Edmond Audran (1840-1901) par Nadar © Palazzetto Bru Zane - fonds Leduc
Il est des titres qui enrichissent la connaissance. Ainsi celui de l’opérette d’Audran rappelle que le grand Mogol est aussi un concerto pour flûte de Vivaldi ( le RV 813), un diamant de légende aujourd’hui disparu, un fromage triple crème, la boutique, elle aussi entrée dans la légende, que Rose Bertin « marchande de mode » ouvrit en 1770 dans la rue du Faubourg Saint-Honoré… Quant au Grand Mogol qui nous intéresse aujourd’hui, il se prénomme Mignapour et doit rester puceau jusqu’à son couronnement sous peine d’être expatrié sans le sou.
Alfred Duru et Henri Chivot, librettistes prolifiques bien connus, s’emparent du sort du jeune prince tombé amoureux d’Irma, parisienne expatriée en Inde en compagnie de son frère Joquelet. Un amour que la princesse Bengaline, veuve et cousine du futur Mogol et qui en pince pour lui et surtout pour le trône, le grand Vizir, qui veut conserver son poste lucratif et Crakson, capitaine anglais amoureux de la française, ne voient pas d’un bon œil … On est à vingt-quatre heures du couronnement et le trio va ourdir un complot.

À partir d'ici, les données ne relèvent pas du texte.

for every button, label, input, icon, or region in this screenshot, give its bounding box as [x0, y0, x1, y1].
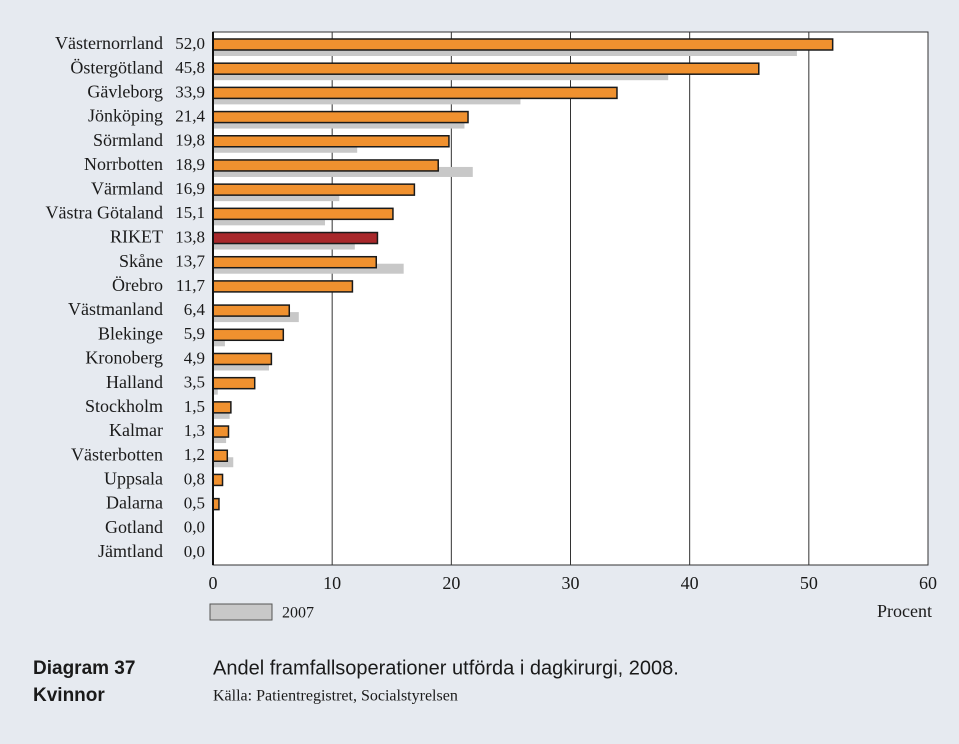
bar-2007	[213, 457, 234, 468]
category-label: Östergötland	[70, 57, 163, 77]
category-label: Värmland	[91, 178, 163, 198]
bar	[212, 207, 394, 221]
value-label: 33,9	[175, 82, 205, 101]
category-label: Västernorrland	[55, 33, 163, 53]
x-axis-label: Procent	[877, 601, 932, 621]
bar-2007	[213, 312, 299, 323]
bar	[212, 38, 834, 51]
value-label: 15,1	[175, 203, 205, 222]
value-label: 13,7	[175, 252, 205, 271]
bar-2007	[213, 408, 230, 419]
bar-2007	[213, 46, 797, 56]
x-tick-label: 0	[209, 573, 218, 593]
bar-2007	[213, 70, 669, 81]
category-label: Västerbotten	[71, 444, 163, 464]
value-label: 1,2	[184, 445, 205, 464]
bar	[212, 110, 469, 124]
bar	[212, 86, 618, 100]
x-tick-label: 60	[919, 573, 937, 593]
subtitle: Kvinnor	[33, 685, 105, 706]
bar	[212, 401, 232, 414]
bar-2007	[213, 336, 225, 347]
bar	[212, 328, 285, 342]
bar-2007	[213, 384, 218, 395]
category-label: Sörmland	[93, 130, 163, 150]
value-label: 0,8	[184, 469, 205, 488]
value-label: 13,8	[175, 227, 205, 246]
value-label: 5,9	[184, 324, 205, 343]
category-label: Gävleborg	[87, 82, 163, 102]
category-label: Kronoberg	[85, 348, 163, 368]
value-label: 11,7	[176, 276, 206, 295]
bar	[212, 159, 439, 172]
category-label: Dalarna	[106, 493, 163, 513]
bar-2007	[213, 142, 358, 153]
value-label: 0,0	[184, 542, 205, 561]
category-label: Halland	[106, 372, 163, 392]
bar-2007	[213, 360, 270, 371]
category-label: Västra Götaland	[46, 202, 163, 222]
bar	[212, 304, 291, 317]
category-label: Jönköping	[88, 106, 163, 126]
bar	[212, 352, 273, 366]
legend-label: 2007	[282, 605, 314, 622]
value-label: 6,4	[184, 300, 206, 319]
bar-2007	[213, 433, 227, 444]
category-label: Örebro	[112, 275, 163, 295]
value-label: 3,5	[184, 373, 205, 392]
value-label: 21,4	[175, 106, 205, 125]
chart-title: Andel framfallsoperationer utförda i dag…	[213, 657, 679, 679]
category-label: Västmanland	[68, 299, 163, 319]
bar	[212, 183, 416, 196]
bar-2007	[213, 263, 404, 274]
legend-swatch	[209, 603, 273, 621]
category-label: Gotland	[105, 517, 163, 537]
category-label: Skåne	[119, 251, 163, 271]
value-label: 45,8	[175, 58, 205, 77]
bar-2007	[213, 94, 521, 105]
value-label: 0,5	[184, 494, 205, 513]
bar	[212, 449, 229, 462]
x-tick-label: 10	[323, 573, 341, 593]
bar-2007	[213, 215, 326, 226]
bar	[212, 280, 354, 293]
bar	[212, 255, 378, 269]
category-label: Norrbotten	[84, 154, 163, 174]
bar	[212, 231, 379, 245]
category-label: Jämtland	[98, 541, 163, 561]
bar	[212, 376, 256, 390]
x-tick-label: 40	[681, 573, 699, 593]
x-tick-label: 50	[800, 573, 818, 593]
category-label: Stockholm	[85, 396, 163, 416]
bar-2007	[213, 239, 355, 250]
value-label: 1,3	[184, 421, 205, 440]
bar-2007	[213, 191, 340, 202]
source: Källa: Patientregistret, Socialstyrelsen	[213, 688, 458, 705]
value-label: 52,0	[175, 34, 205, 53]
bar	[212, 473, 224, 487]
bar	[212, 135, 450, 148]
category-label: Kalmar	[109, 420, 163, 440]
value-label: 18,9	[175, 155, 205, 174]
x-tick-label: 20	[442, 573, 460, 593]
value-label: 19,8	[175, 131, 205, 150]
category-label: RIKET	[110, 227, 163, 247]
bar	[212, 425, 230, 438]
category-label: Blekinge	[98, 323, 163, 343]
value-label: 0,0	[184, 518, 205, 537]
x-tick-label: 30	[562, 573, 580, 593]
bar-2007	[213, 166, 473, 177]
category-label: Uppsala	[104, 469, 163, 489]
value-label: 4,9	[184, 348, 205, 367]
bar	[212, 62, 760, 75]
diagram-label: Diagram 37	[33, 658, 135, 679]
bar-2007	[213, 118, 465, 129]
value-label: 16,9	[175, 179, 205, 198]
value-label: 1,5	[184, 397, 205, 416]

Gilen Goicoechea (le Vizir), Bengaline (Caroline Gea) et Marc Desmons (Crakson) © Christian Dresse
Sur cet argument, Edmond Audran compose une musique raffinée et chaleureuse. Les instrumentistes de l’orchestre de l’Opéra de Marseille, placés sous la direction de Florent Mayet, procurent toute sa suavité et son exotisme à la partition avec le son et les couleurs idoines. On ne s’ennuie pas une seconde, séduit par l’élégance qui préside au déroulement de l’action. Et le comique de situation s’est départit de toute lourdeur, se suffisant à lui-même. La mise en scène d’Yves Coudray y est pour beaucoup. Dans les décors superbes et chatoyants créés par Loran Martinel qui optimise l’étroitesse du plateau, le metteur en scène maîtrise les déplacements et organise le raffinement des ensembles avec une gestique bien réglée. A signaler aussi la beauté des costumes réalisés pour la circonstance dans les ateliers de l’Opéra de Marseille.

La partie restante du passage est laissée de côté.